To comply with post-World War I restrictions, the Allies ordered it destroyed in November 1922, a sad loss. But though never itself produced, many of its features—stressed skin, torsion-box spar, leading edge engines, and gracefully tapered wing—became standard elements of long-range aircraft, as did its general configuration.

Further reading:
A. K. Rohrbach, “Das 1000-PS Verkehrsflugzeug der Zeppelin-Werke, Staaken,” Zeitschrift für Flugtechnik und Motorluftschiffahrt, vol. 12, no. 1 (15 Jan. 1921); E. Offermann, W. G. Noack, and A. R. Weyl, Riesenflugzeuge, a volume in the Handbuch der Flugzeugkunde series (Richard Carl Schmidt & Co., 1927).

7. Bäumer Sausewind

Paul Bäumer was a master of reinvention: a pre-war dental assistant turned wartime fighter ace, a postwar dentist, and then an airplane manufacturer. His streamlined, two-place Sausewind (“Rushing Wind”), designed to compete in a 1925 light-aircraft race, anticipated the definitive streamlined form of the propeller-driven airplane. Designed by Walter Gunter, who, together with his brother Siegfried, possessed a rare genius, the airplane had a beautiful wooden elliptical wing joined to a smooth, plywood monocoque fuselage, with similar elliptical vertical and horizontal tail surfaces. Bäumer died in a 1927 accident flying another company’s airplane, and the Gunters moved to Heinkel. There, they used the Sausewind's aerodynamic shape for the Heinkel He 70 Blitz high-speed transport.
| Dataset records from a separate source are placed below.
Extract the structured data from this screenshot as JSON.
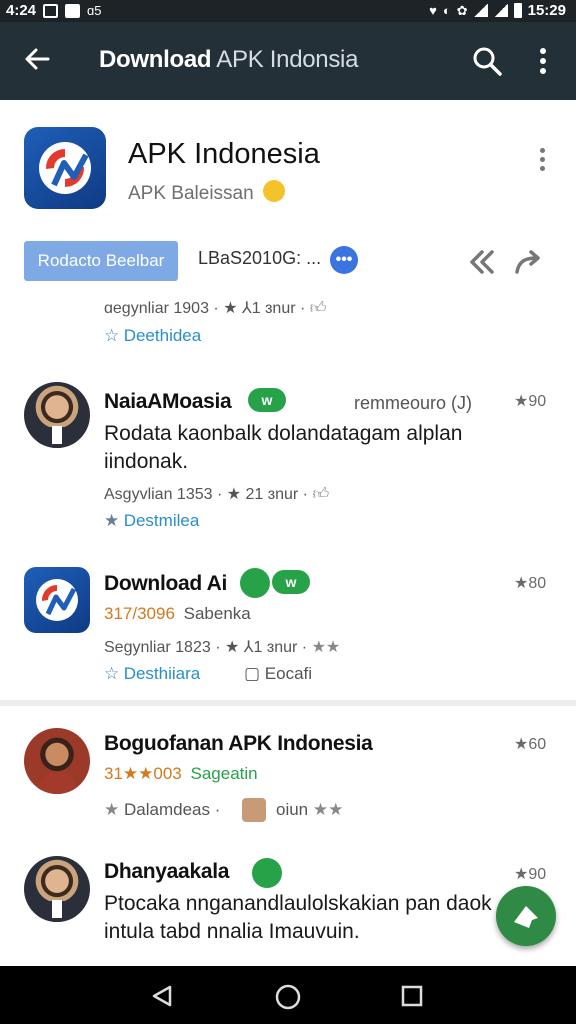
{
  "status_bar": {
    "time_left": "4:24",
    "sim_text": "ɑ5",
    "time_right": "15:29"
  },
  "app_bar": {
    "title_bold": "Download",
    "title_light": " APK Indonsia"
  },
  "header": {
    "app_name": "APK Indonesia",
    "developer": "APK Baleissan",
    "primary_button": "Rodacto Beelbar",
    "stats": "LBaS2010G: ...",
    "stats_badge": "•••",
    "review_meta": "ɑeɡynliar 1903 · ★ ⅄1 ɜnur ·",
    "tag": "Deethidea"
  },
  "reviews": [
    {
      "name": "NaiaAMoasia",
      "badge": "w",
      "right_label": "remmeouro (J)",
      "rating": "★90",
      "text_line1": "Rodata kaonbalk dolandatagam alplan",
      "text_line2": "iindonak.",
      "meta": "Asgyvlian 1353 · ★ 21 ɜnur ·",
      "tag": "Destmilea"
    },
    {
      "name": "Download Ai",
      "rating": "★80",
      "subline_num": "317/3096",
      "subline_text": "Sabenka",
      "meta": "Segynliar 1823 · ★ ⅄1 ɜnur ·",
      "tag": "Desthiiara",
      "tag2": "Eocafi"
    },
    {
      "name": "Boguofanan APK Indonesia",
      "rating": "★60",
      "subline_num": "31★★003",
      "subline_text": "Sageatin",
      "tag": "Dalamdeas",
      "tag2": "oiun"
    },
    {
      "name": "Dhanyaakala",
      "rating": "★90",
      "text_line1": "Ptocaka nnganandlaulolskakian pan daok",
      "text_line2": "intula tabd nnalia Imauvuin."
    }
  ]
}
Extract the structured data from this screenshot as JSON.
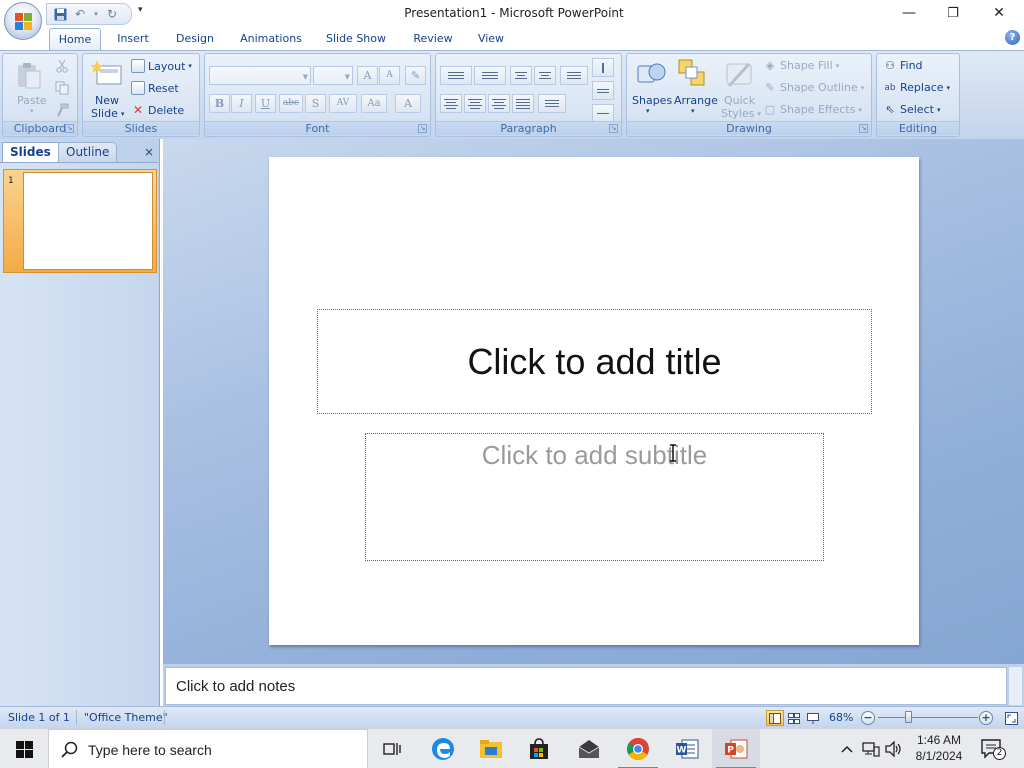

Beverly Shenstone, who worked with Reginald Mitchell at Vickers Supermarine and was responsible for the Spitfire’s aerodynamic design, recalled that he “used the He 70 as an aerodynamic target when calculating the Spitfire performance,” praising its “brilliance and style.” It was the ultimate compliment one could pay the Sausewind, which flew with a perfect elliptical wing a full decade before Mitchell’s legendary fighter.

Further reading:
Georg Madelung, “Der Otto Lilienthal Wettbewerb,” in Wilhelm Hoff (editor), Jahrbuch 1926 der Deutschen Versuchsanstalt für Luftfahrt, e.v., Berlin-Adlershof (DVL, 1926);
Richard von Mises, “Mathematical Problems in Aviation,” The American Mathematical Monthly, vol. 47, no. 10 (Dec. 1940);
H. Dieter Köhler, Ernst Heinkel—Pionier der Schnellflugzeuge (Bernard & Graefe, 1999);
B.S. Shenstone, “Germany’s Turbulent Pioneer,” The Aeroplane (7 Feb. 1958).